Argentina is, to put it bluntly, one of the world’s greatest sovereign deadbeats, defaulting on its sovereign bonds more than once as well as bearing the distinction of being the world’s number one respondent in ICSID arbitration claims (or at least close to number one). Last week, the ongoing struggle between foreign creditors and Argentina found a new flashpoint as investors brought an action in Ghana to attach ARA Libertad, an Argentina government naval training ship that was on a goodwill tour of West Africa.
Argentina had defaulted on its sovereign bonds in 2002 and various investors who did not accept Argentina’s settlement of those debts (which involved a 70% “haircut”) have been seeking to collect on those debts ever since, especially in litigation occurring in the U.S. and the U.K. So far, however, investors have failed to collect much money, even though a U.S. court has granted summary judgment holding Argentina liable for more than $280 million (with lots of interest accruing).
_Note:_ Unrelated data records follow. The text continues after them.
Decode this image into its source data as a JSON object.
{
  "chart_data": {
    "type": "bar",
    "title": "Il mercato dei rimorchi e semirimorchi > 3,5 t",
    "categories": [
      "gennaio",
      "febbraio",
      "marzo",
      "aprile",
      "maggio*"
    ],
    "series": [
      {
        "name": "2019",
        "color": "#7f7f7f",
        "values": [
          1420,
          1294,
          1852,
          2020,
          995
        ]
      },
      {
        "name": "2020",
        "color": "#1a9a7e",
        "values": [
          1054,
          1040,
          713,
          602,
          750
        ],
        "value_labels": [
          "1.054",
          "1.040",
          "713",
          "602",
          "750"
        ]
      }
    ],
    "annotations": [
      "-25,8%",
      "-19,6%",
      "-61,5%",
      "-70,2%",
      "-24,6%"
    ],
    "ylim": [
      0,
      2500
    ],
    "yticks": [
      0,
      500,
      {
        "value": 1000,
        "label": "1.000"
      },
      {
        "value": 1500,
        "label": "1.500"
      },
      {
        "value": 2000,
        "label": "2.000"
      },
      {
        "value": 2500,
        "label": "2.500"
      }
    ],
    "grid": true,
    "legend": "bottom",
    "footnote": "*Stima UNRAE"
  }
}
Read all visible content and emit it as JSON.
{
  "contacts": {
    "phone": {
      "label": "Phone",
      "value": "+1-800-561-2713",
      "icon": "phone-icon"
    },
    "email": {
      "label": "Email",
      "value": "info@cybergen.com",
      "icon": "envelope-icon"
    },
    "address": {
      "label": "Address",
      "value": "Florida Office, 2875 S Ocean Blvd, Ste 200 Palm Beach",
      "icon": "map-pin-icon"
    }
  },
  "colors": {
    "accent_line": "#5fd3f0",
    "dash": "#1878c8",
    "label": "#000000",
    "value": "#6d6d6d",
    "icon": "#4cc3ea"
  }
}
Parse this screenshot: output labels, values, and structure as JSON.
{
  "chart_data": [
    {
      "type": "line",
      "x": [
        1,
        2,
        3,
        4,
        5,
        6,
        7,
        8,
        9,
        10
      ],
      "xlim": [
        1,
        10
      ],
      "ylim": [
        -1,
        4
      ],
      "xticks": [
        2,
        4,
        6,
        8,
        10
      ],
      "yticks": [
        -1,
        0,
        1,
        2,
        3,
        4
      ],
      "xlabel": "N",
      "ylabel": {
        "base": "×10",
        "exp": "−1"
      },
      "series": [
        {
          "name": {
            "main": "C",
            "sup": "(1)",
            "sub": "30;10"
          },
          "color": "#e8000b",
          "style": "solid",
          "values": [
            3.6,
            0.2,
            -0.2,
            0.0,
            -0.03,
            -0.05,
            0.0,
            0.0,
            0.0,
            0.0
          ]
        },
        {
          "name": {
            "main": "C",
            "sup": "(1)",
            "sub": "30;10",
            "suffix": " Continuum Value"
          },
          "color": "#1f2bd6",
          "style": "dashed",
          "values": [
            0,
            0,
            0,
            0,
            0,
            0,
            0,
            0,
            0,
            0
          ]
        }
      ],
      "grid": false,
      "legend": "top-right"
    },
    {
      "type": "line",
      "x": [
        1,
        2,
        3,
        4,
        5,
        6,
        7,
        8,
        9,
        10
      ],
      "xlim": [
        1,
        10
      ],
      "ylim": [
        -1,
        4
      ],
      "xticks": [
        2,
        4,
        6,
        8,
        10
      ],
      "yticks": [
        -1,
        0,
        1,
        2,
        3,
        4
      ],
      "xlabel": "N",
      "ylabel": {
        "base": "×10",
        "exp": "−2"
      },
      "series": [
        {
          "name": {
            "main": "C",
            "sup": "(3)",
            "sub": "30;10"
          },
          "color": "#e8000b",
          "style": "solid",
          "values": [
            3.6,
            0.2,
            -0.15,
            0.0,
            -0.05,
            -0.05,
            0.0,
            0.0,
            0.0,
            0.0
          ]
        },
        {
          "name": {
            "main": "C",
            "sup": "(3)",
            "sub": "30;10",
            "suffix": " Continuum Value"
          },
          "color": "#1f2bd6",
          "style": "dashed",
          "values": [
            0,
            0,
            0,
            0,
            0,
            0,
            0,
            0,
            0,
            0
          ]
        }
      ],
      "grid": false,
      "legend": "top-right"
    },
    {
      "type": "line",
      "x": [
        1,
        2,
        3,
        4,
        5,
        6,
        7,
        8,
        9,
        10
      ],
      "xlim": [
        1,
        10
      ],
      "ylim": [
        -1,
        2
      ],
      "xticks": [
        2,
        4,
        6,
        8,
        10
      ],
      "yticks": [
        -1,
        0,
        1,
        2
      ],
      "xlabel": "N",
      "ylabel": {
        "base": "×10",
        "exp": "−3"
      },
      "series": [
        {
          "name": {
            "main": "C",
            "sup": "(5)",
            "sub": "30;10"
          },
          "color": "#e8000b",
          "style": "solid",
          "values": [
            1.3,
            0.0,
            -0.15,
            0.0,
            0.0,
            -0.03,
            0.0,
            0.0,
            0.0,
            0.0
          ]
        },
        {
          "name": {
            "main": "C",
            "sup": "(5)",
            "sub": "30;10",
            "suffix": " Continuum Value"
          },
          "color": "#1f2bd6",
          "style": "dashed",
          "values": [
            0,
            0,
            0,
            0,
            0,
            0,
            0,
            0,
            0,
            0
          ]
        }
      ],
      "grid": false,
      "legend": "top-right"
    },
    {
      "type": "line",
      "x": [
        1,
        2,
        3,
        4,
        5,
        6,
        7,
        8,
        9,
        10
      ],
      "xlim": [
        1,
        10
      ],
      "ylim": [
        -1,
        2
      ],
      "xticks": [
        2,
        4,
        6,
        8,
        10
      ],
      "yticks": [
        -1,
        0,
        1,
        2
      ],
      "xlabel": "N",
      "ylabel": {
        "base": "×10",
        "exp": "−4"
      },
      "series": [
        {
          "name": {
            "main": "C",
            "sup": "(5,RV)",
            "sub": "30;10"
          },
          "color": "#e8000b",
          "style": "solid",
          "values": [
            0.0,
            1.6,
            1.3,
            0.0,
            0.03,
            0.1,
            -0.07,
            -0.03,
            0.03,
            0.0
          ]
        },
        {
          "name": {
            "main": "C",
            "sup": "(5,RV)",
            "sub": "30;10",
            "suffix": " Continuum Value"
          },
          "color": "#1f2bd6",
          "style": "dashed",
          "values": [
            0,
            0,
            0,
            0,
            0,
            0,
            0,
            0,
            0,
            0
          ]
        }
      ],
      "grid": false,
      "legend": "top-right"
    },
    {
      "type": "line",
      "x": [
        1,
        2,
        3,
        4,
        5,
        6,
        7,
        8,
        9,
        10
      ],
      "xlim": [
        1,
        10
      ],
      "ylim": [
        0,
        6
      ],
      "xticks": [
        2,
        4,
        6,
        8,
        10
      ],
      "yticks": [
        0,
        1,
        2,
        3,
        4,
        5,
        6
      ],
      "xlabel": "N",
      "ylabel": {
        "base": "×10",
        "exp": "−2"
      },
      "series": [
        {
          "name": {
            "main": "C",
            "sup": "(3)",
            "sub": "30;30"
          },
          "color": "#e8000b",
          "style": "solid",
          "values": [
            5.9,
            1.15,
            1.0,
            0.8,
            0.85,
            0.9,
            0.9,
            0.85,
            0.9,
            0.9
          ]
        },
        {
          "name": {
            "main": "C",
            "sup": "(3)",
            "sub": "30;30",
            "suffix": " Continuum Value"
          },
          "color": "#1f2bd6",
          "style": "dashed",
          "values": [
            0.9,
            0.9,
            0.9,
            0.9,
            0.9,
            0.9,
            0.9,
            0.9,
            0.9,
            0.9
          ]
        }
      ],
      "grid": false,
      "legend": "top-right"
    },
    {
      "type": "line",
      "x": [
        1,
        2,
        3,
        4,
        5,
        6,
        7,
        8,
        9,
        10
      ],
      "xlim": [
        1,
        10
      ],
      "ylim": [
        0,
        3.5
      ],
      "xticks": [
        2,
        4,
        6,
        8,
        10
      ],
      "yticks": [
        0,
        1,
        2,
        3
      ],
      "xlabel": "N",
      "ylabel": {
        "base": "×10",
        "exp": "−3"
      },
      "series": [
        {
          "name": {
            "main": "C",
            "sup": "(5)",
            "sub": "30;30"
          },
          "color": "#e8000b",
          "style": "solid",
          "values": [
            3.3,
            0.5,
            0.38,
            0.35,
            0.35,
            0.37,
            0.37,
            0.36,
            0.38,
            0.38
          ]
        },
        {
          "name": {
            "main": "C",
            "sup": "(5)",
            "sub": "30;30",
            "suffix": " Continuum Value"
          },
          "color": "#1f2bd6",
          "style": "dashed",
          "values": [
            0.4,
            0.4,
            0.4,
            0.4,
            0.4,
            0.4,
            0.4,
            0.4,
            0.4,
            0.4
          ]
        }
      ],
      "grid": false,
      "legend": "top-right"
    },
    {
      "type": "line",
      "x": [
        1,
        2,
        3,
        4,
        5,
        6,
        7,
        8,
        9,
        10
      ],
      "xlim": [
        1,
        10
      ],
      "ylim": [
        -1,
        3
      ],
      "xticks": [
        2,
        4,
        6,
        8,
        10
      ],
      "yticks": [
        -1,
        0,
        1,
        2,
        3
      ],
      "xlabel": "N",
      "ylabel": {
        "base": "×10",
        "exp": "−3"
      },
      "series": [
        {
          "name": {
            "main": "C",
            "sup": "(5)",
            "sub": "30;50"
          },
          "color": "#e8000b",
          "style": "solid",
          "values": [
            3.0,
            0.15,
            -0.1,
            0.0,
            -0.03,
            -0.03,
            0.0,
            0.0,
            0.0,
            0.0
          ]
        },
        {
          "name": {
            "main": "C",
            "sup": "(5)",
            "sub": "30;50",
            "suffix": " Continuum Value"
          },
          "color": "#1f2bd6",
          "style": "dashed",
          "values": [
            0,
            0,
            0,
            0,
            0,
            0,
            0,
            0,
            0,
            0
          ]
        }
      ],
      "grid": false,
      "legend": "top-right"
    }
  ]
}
The Ghana litigation is the latest round in this ongoing struggle to collect on this judgment. The commercial court in Accra has refused Argentina’s effort to lift an injunction preventing ARA Libertad from leaving Ghana, holding that Argentina’s bonds waived applicable sovereign immunity defenses. Indeed, most courts seem to have agreed that Argentina has indeed waived its immunity defenses. Here is an excerpt of their waiver, as described in a recent U.S. Court of Appeals for the Second Circuit decision: (E.M. Ltd. V. Republic of Argentina (2d Cir. Aug. 20, 2012)
To the extent the Republic [of Argentina] or any of its revenues, assets or properties shall be entitled … to any immunity from suit, … from attachment prior to judgment, … from execution of a judgment or from any other legal or judicial process or remedy, … the Republic has irrevocably agreed not to claim and has irrevocably waived such immunity to the fullest extent permitted by the laws of such jurisdiction…
Of course, this waiver does not necessarily mean that all of Argentina’s assets can be seized or attached. In U.S. litigation, courts have held that this waiver allows U.S. courts to attach Argentina state assets that are used for a commercial activity. (NML Capital v. Argentina, 680 F.3d 254 (2d Cir. 2012)). If such an approach is followed in Ghana, I am not sure whether the foreign investors would be able to prevail since they would have to prove that the ARA Libertad is being used for a commercial as opposed to a naval activity.
On the other hand, Ghana law could very well be more favorable to the creditors than U.S. law. It certainly sounds like that is the case given this report of the arguments in the Ghana court. Perhaps sensing it has a losing legal argument, Argentina has begun a full-court diplomatic press on Ghana, even enlisting Chile to help out.
If Ghanian law allows a waiver of attachment to extend to all sovereign property, then it seems only fair that this case should be allowed to proceed regardless of what Argentine or Chilean diplomats say. I realize that the foreign creditors here are “vulture” investors who purchased the bonds from the original bondholders at a steep discount, but I don’t think that excuses Argentina from its undoubted legal liability. Even if the ARA Libertad is not properly the subject of attachment, I can’t understand why folks continue to excuse Argentina’s deadbeat behavior. Argentina plainly has the money to pay the judgment (the just expropriated their largest oil company, after all), and it is obligated to do so as a result of its own commitments. So why cry for Argentina?